Notably, this is the approach to living taken by many of the homeless in the city, who already know that they are looking for materials that work before materials that they favor; who already know how to scan for shelter; who have already acquired the scavenger’s eyes. The implications for policies and legislation around homelessness are pretty obvious: perhaps what is needed is not permanent housing so much as making it legal to be vagrant; not integration into the mainstream state of affairs so much as acceptance of the alternative approaches to living, relating, and subsistence. To a certain extent men have lived as “homeless” creatures for most of their evolutionary history. The only reason it appears to be so decrepit a condition today is precisely that it is not sanctioned by the powers-that-be.

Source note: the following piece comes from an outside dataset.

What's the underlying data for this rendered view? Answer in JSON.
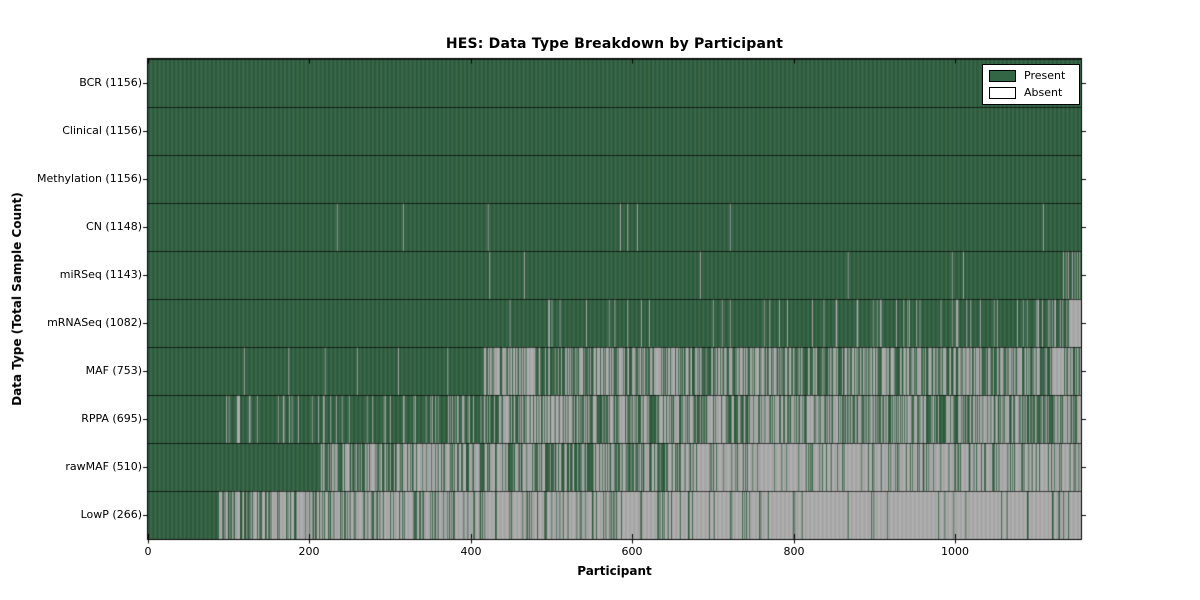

And what can be expected to result from constant shame other than sickness? Can a person constantly thrown into internal examination and guilt be expected to have the energy to acquire his necessities for the day? It is easier to drink!
See Repent to the Primitive, pp. 110-112.
Nearly all the elements of a great cultural movement already exist. What is needed is a forthright faction of people who set themselves apart in dedication to the cause. Their purpose is not to exercise political power to pass legislation or achieve goals, although they may. Rather their purpose is to inspire those who are in the position to exercise political power by demonstrating that there is, in fact, a constituency for this or that law, or changed cultural norm, or piece of infrastructure.
I imagine such a faction for our purposes would be nomadic, would live with few possessions, would risk prison or comfort or even life and limb for autonomy and a certain set of autonomous social relations. Much like the Ishmaels, or the Romani.
But to be effective they would have to be more than living a lifestyle — they must have a means of expressing their beliefs and values to others — and themselves, especially — ideally ways tied into their lifestyles, like music, liturgy, sayings, ritual, gatherings, symbols and stories…
Meanwhile those who are unable to display that kind of commitment (such as parents bound to families and beholden to state regulations) might occupy different roles: politicians legislating, business owners funding, home-owners providing safe bases for travelers, etc.
“Technology” is not as aesthetic as “civilization.” This is funny to say, but for some reason a clash between nature and everything humans have built conveys with an almost religious force what a battle between nature and machines only conveys superficially and abstractly.